For some people, that might feel empowering - they’re sharing their story and finding support. But for others, it could feel like they’re exposing a vulnerable part of their lives to people who might not fully understand or empathise.

So the blurred line I’m referring to is about how these platforms are changing our norms around privacy. What used to be considered a strictly private matter is now something people feel comfortable sharing with a wide audience. That’s not necessarily a bad thing - it just raises interesting questions about how we navigate and define those boundaries in the future.

What is the problem with people sharing publicly they are having IVF? I think it actually helps massively with the feelings of shame and failure that can come with infertility or other health issues as people don't talk about it. When I have told people about my treatment SO many people have shared back about their own treatment or losses. 1 in 7 women struggle with infertility in the UK.

What are the negative affects of this?
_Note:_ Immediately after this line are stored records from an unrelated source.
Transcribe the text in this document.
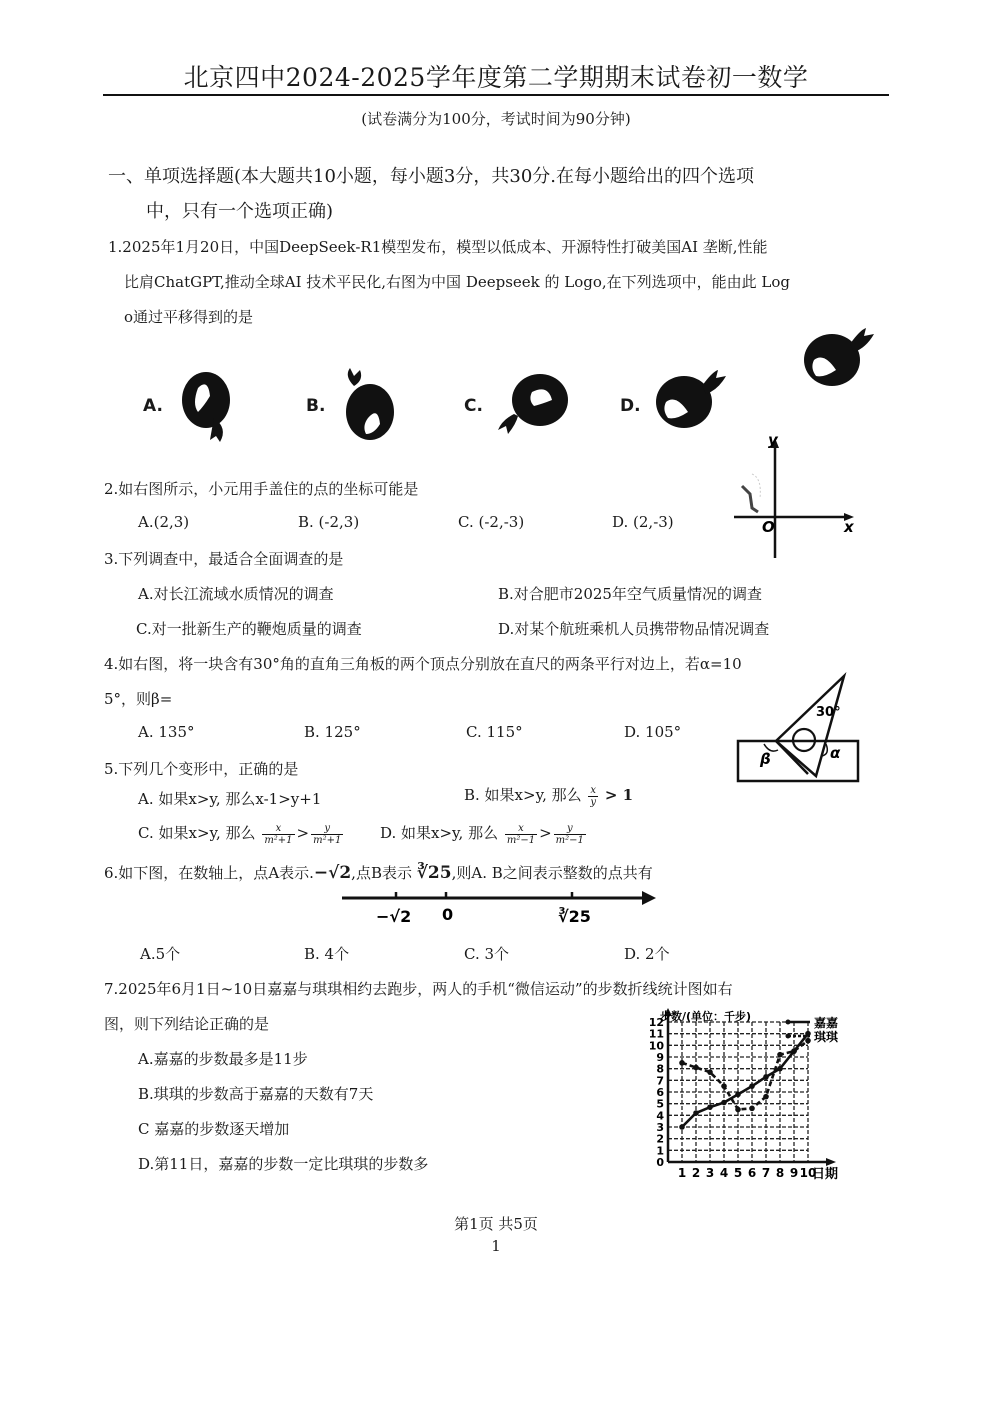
北京四中2024-2025学年度第二学期期末试卷初一数学
(试卷满分为100分，考试时间为90分钟)
一、单项选择题(本大题共10小题，每小题3分，共30分.在每小题给出的四个选项
中，只有一个选项正确)
1.2025年1月20日，中国DeepSeek-R1模型发布，模型以低成本、开源特性打破美国AI 垄断,性能
比肩ChatGPT,推动全球AI 技术平民化,右图为中国 Deepseek 的 Logo,在下列选项中，能由此 Log
o通过平移得到的是
A.	B.	C.	D.
2.如右图所示，小元用手盖住的点的坐标可能是
A.(2,3)	B. (-2,3)	C. (-2,-3)	D. (2,-3)
y
x
O
3.下列调查中，最适合全面调查的是
A.对长江流域水质情况的调查	B.对合肥市2025年空气质量情况的调查
C.对一批新生产的鞭炮质量的调查	D.对某个航班乘机人员携带物品情况调查
4.如右图，将一块含有30°角的直角三角板的两个顶点分别放在直尺的两条平行对边上，若α=10
5°，则β=
A. 135°	B. 125°	C. 115°	D. 105°
30°
β	α
5.下列几个变形中，正确的是
A. 如果x>y, 那么x-1>y+1	B. 如果x>y, 那么 $\frac{x}{y} > 1$
C. 如果x>y, 那么 $\frac{x}{\text{m²+1}} > \frac{y}{\text{m²+1}} D$. 如果x>y, 那么 $\frac{x}{\text{m²−1}} > \frac{y}{\text{m²−1}}$
6.如下图，在数轴上，点A表示.−√2,点B表示 ∛25,则A. B之间表示整数的点共有
−√2 0	∛25
A.5个	B. 4个	C. 3个	D. 2个
7.2025年6月1日~10日嘉嘉与琪琪相约去跑步，两人的手机“微信运动”的步数折线统计图如右
图，则下列结论正确的是
A.嘉嘉的步数最多是11步
B.琪琪的步数高于嘉嘉的天数有7天
C 嘉嘉的步数逐天增加
D.第11日，嘉嘉的步数一定比琪琪的步数多	0
1
2
3
4
5
6
7
8
9
10
11
12
1 2 3 4 5 6 7 8 9 10
步数/(单位：千步)
日期
嘉嘉
琪琪
第1页 共5页
1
Can you explain?

I am not comfortable with this argument as I think the next step is giving credence to the people who moan about tax payer money going to IVF as its a 'choice'. Funny no one has a problem with paying for cancer treatment for smokers for example. Has hints of misogyny to me.

RitaFires · 20/01/2025 12:07

As somebody who has undergone IVF but didn't crowdfund it, fertility treatment can make you feel under scrutiny and shift what feels private to you as you have to share lots of deeply personal details with the fertility team and you get probed for transvaginal ultrasounds a lot.

If someone wants to share their experience with a wider audience in the hopes of getting an opportunity to have a baby, I don't see why they shouldn't even if that's not a route I would personally prefer.

Greyish2025 · 20/01/2025 12:10

LyingWitchInTheWardrobe · 20/01/2025 12:04

Your post is just so twisty, OP... it really doesn't make sense.

What is personal to one person may not be so for another and, even if it is, individuals will choose to find a solution which may or may not be appealing to the public for help via crowdfunding or whatever. That is their choice.

It is the choice of members of the public to access the site and help or not help. Again, up to them.

There is no WE in any of this and this thread feels like yet another one in bad faith. You are taking something that is very personal to many couples and... doing what exactly?

Agree, she is too long winded and is going round in circles at this stage

LochKatrine · 20/01/2025 12:11

What we consider private or public, OP? Or you? Because obviously, as you know, attitudes, outlooks and opinions vary a lot. If you share something with colleagues, it's not always about the expectation of support.
I shared with a colleague about my experience of stillbirth, she'd gone through the same. It wasn't about the "expectation of support", more that I could understand what she'd gone though. Her choice and my choice to discuss this.